The refugees are lucky because they have actually at last reached the EU, and for a brief moment, the road ahead appears full of promise. During my stay, there were two casualties, both the result of extreme hypothermia. Otherwise, most of the arrivals were in surprisingly robust health—newborns, children, and octogenarians alike.
An 84-year-old matriarch in a wheelchair, incontinent and immobile, made the treacherous journey along with her family because that was still much better compared to staying put. Even though most of the refugees, about four-fifths, are young men, there are always plenty of kids in the camp that appear to be remarkably calm. Like the Iraqi mother’s three children: a 4-year-old daughter, a 6-year-old mute autistic son, and a 10-year-old boy.
She worked as an English professor in Baghdad and told me she had tried for a year to get hold of a visa to Germany to join her husband there. She finally decided to take the smuggler route. On her means over in a rust bucket, she and her children were forced to throw Every little thing however the clothes on their backs overboard once the boat started sinking.
Her kids were shellshocked once they reached Leros. As I tucked them in, the eldest son began crying silently in to his pillow. The next day they were running around the camp, playing, smiling, and chattering away. We job in shifts however don’t get hold of out until well in to the night. We don’t want to. The camp has actually a magnetic pull. As quickly as you leave, you want to come right back. once we aren’t scurrying around for supplies, we play soccer, make music, play hopscotch, or draw along with the children. Volunteers and refugees go to nearby cafés together.

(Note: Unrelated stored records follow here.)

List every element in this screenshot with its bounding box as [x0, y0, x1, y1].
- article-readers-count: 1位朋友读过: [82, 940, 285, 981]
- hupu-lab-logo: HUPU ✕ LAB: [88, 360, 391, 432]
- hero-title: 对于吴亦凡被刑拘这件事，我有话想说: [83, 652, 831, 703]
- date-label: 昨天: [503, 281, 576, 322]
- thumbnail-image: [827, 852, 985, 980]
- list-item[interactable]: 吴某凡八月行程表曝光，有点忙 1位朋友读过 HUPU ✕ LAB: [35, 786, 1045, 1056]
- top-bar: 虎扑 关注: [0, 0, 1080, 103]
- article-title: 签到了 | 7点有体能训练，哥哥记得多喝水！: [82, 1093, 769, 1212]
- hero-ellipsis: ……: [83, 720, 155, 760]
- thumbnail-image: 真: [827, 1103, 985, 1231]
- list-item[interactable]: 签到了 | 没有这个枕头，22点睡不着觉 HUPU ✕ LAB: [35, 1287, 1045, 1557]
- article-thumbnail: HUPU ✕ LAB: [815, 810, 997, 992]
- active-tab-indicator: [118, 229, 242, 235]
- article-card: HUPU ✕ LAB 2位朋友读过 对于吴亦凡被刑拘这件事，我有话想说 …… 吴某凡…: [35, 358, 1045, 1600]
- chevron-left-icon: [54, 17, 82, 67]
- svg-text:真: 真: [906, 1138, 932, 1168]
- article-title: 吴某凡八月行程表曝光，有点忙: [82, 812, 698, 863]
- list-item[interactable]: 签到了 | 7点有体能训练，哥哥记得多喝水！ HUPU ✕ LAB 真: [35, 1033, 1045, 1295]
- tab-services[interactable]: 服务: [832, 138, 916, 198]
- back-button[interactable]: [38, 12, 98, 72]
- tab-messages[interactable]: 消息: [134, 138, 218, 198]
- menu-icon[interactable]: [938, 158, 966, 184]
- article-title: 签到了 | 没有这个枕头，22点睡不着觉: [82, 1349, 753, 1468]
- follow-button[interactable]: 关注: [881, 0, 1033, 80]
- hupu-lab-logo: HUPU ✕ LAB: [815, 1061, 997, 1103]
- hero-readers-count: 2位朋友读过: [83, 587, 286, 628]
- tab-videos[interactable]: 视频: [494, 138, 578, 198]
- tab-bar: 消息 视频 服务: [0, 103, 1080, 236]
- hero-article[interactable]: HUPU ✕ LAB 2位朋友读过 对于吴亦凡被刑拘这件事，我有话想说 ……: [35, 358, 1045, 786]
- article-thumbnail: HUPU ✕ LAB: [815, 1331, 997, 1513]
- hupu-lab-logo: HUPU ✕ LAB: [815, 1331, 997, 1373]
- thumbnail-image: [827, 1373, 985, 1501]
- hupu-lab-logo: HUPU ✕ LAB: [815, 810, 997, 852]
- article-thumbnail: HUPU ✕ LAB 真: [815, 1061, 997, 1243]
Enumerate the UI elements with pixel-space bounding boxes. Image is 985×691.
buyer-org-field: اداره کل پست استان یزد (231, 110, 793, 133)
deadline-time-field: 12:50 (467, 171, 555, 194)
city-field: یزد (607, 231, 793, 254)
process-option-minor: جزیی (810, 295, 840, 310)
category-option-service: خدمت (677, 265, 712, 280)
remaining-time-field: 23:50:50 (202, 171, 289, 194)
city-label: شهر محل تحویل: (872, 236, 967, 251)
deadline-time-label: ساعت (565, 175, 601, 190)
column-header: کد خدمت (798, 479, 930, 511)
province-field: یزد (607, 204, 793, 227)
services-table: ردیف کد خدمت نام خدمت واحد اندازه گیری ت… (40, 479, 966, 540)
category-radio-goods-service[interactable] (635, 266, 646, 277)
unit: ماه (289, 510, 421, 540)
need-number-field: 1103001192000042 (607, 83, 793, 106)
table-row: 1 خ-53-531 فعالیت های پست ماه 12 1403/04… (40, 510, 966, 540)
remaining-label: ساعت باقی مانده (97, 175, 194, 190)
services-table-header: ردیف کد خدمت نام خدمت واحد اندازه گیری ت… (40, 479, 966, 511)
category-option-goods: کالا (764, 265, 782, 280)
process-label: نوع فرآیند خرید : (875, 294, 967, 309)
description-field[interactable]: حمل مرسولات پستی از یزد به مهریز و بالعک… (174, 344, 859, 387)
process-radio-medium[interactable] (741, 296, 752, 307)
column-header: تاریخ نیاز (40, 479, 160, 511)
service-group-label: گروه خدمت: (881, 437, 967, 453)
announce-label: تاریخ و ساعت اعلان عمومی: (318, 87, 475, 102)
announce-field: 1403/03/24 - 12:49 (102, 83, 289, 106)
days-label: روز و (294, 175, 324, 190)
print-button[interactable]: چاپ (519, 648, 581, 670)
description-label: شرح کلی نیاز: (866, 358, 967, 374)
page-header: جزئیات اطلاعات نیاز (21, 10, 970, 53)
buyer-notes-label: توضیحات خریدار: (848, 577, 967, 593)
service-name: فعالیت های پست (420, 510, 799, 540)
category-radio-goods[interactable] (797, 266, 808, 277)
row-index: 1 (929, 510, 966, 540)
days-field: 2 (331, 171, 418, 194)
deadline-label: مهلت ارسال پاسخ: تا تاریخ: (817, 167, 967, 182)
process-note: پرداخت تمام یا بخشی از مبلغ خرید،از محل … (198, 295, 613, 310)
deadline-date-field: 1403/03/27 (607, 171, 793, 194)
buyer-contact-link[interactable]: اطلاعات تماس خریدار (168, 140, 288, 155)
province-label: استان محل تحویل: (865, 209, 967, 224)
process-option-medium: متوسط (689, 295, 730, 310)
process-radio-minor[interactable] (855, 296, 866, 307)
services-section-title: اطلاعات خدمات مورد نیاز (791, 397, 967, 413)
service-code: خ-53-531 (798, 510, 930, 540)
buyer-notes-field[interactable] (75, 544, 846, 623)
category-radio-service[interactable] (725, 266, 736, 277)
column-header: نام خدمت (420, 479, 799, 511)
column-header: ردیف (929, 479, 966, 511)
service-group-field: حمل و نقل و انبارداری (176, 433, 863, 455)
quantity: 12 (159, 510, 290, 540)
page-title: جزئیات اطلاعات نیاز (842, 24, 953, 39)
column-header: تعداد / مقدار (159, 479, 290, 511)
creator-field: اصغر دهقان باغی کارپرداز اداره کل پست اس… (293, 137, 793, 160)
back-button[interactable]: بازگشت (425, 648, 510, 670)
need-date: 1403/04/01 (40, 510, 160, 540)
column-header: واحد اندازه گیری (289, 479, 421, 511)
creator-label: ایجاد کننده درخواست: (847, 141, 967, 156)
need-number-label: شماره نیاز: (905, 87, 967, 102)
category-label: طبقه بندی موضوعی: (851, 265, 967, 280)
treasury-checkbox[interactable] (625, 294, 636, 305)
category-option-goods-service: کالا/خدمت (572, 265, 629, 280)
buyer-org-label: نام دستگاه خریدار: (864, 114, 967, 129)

I have actually maintained close contact along with a few refugees, individuals to whom I have actually grown attached. On my very first day in the camp I was tasked along with helping to shovel stagnant urine-filled water from a second-floor room leaking in to the boutique. The very first person I encountered was a young man working without gloves or a mouth guard, wearing a nice pair of hiking boots while fighting the filthy water. Mistaking your man for a volunteer, I learned that he had fled Damascus along with his young wife and child earlier that week. He worked harder compared to all of us.
New arrivals in the port of Lakki wrapped in UNHCR blankets.
He had studied psychology in Damascus and called for to get hold of his family to a place as far as he could from Syrian dictator Bashar al-Assad’s regime. He spoke perfect English and had a wry sense of humor. We have actually stayed in touch, and though he arrived safely in Germany 6 days after he left Leros, he is now struggling to move his family in to a safer, more hygienic facility. He is forbidden from working, and his wife and daughter are sick. Even though Germany is the brand-new promised land for most refugees, it is still the very first step in to a brand-new life that should be built from scratch.
Officials say that more compared to 1 million refugees have actually entered Europe this year. Unofficially the numbers are higher. The EU has actually come up along with a strategy to turn a handful of Greek islands in to “hot spots”—large permanent camps designed to contain up to 1,000 people. Leros is one of them. The brand-new location of this hot spot: the rather same former psychiatric hospital once dubbed a “concentration camp.”